Background: Oral anticoagulants (OACs) are routinely prescribed for conditions such as atrial fibrillation (AF), prosthetic heart valve replacements (VR) and venous thromboembolism (VTE). Bleeding remains an inherent risk, with spontaneous intracerebral haemorrhage (sICH) a potentially fatal consequence.
Aims: To characterise patients presenting with OAC-associated sICH over a five-year period at a tertiary neuroscience referral centre.
Methods: Through International Classification of Diseases (ICD-10) I60.x and I61.x discharge coding data, patient events of intracranial haemorrhage (ICH) were acquired from a major hospital centre from 1 January 2018 to 20 September 2022. Inclusion criteria was confirmed OAC-use pre-admission and sICH confirmed on imaging. Exclusion criteria were bleeds related to trauma, neoplasia, incidental findings, or haemorrhagic transformations of cerebral infarcts. Baseline demographics, medical comorbidities, pre-morbid modified Rankin scale (mRS), time of hospital arrival, first brain imaging, haematoma volume and expansion, and discharge outcomes were obtained.
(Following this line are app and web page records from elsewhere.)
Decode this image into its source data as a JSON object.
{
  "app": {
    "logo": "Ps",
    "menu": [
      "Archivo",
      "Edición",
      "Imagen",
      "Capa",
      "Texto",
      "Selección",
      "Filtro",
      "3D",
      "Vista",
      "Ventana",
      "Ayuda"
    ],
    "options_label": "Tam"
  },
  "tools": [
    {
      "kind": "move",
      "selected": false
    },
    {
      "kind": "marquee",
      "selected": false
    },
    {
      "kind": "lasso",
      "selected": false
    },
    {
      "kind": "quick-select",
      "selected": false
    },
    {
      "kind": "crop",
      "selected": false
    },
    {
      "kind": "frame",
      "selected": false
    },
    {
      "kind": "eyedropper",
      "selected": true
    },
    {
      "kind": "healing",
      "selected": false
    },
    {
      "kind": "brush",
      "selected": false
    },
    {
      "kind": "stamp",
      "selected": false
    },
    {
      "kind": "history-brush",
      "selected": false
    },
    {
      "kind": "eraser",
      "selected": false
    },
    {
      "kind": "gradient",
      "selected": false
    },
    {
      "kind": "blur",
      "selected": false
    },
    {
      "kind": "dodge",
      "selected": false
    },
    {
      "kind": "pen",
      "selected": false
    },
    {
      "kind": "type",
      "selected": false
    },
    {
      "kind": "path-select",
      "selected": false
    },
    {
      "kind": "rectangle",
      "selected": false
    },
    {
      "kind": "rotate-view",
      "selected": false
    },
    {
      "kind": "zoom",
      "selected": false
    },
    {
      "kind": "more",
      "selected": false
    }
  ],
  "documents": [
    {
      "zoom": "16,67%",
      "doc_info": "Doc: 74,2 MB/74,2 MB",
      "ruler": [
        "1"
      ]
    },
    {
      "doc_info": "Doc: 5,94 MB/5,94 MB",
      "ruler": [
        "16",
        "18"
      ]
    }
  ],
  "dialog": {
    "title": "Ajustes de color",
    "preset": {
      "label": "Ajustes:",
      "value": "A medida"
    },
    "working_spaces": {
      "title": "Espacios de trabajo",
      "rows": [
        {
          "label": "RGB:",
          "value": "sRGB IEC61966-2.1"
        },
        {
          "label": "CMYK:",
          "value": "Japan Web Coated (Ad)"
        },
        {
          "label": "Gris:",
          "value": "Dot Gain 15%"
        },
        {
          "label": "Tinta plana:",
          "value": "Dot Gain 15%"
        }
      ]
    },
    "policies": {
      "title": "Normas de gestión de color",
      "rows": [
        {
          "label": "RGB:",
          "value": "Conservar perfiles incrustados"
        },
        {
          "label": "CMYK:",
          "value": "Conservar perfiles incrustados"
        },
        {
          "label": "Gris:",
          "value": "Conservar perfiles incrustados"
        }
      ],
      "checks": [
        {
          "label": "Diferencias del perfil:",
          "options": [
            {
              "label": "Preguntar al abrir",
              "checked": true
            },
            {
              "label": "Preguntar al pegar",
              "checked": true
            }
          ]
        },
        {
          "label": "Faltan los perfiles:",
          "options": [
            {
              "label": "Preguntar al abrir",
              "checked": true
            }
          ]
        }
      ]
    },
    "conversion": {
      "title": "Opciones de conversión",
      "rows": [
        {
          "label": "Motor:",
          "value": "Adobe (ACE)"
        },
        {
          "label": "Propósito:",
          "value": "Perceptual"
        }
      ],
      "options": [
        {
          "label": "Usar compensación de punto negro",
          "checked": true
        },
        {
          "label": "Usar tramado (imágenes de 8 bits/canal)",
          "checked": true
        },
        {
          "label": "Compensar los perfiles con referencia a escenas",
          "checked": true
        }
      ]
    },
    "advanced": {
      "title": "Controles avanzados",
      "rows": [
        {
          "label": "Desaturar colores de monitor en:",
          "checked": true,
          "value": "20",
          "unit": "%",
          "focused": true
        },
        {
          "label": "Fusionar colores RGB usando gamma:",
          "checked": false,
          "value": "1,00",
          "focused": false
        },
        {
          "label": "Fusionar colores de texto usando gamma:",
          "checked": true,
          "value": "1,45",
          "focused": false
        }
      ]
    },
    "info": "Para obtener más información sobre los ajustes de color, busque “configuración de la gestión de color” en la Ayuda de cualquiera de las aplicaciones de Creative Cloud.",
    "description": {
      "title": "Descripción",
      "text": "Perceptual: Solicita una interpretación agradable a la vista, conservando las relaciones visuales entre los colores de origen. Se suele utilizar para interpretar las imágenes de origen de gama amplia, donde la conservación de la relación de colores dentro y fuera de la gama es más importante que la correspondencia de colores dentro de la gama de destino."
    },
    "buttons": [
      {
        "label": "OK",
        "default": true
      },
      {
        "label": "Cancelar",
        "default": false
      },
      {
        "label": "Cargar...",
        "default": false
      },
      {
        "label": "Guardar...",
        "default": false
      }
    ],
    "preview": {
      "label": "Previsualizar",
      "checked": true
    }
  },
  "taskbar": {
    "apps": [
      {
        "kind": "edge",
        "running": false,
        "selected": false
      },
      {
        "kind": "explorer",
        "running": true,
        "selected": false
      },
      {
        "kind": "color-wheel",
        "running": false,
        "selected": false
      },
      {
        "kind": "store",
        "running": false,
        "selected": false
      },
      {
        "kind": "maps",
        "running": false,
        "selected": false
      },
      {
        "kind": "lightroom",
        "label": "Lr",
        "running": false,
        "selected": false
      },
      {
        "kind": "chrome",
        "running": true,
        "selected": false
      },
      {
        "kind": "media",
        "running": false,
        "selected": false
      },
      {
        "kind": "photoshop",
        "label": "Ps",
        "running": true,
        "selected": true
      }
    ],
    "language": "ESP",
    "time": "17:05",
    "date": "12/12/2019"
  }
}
Results: Of 1781 ICH presentations, 72 were included (median age 79; female 36/72, 50%). OAC indications were primarily AF 52/72 (72%) and VR 12/72 (17%). Interhospital transfers (IHT) accounted for 33/72 (46%). Majority were known hypertensives 55/72 (76%). Median mRS was 1. Median ictus-to-arrival hours for primary emergency department presentations (PEDP) was 4.1, and 11.3 for IHT. Median door-to-imaging time for PEDP was 27.5 minutes. 20/72 (28%) died in hospital with a median length of stay (days) of 1.1 compared to 9.2 for survivors. Among available initial scans 33/72 (46%), fatal sICHs had a median initial sICH volume of 27 cm3 versus 7 cm3 for survivors. Majority of survivors 42/52 (81%) were discharged to a rehabilitation facility.
Conclusion: OAC-associated sICH occurred in hypertensive, elderly, fit individuals that had a high early fatality (28% in 24 hours). Timely diagnosis and effective reversal remain an important therapeutic target.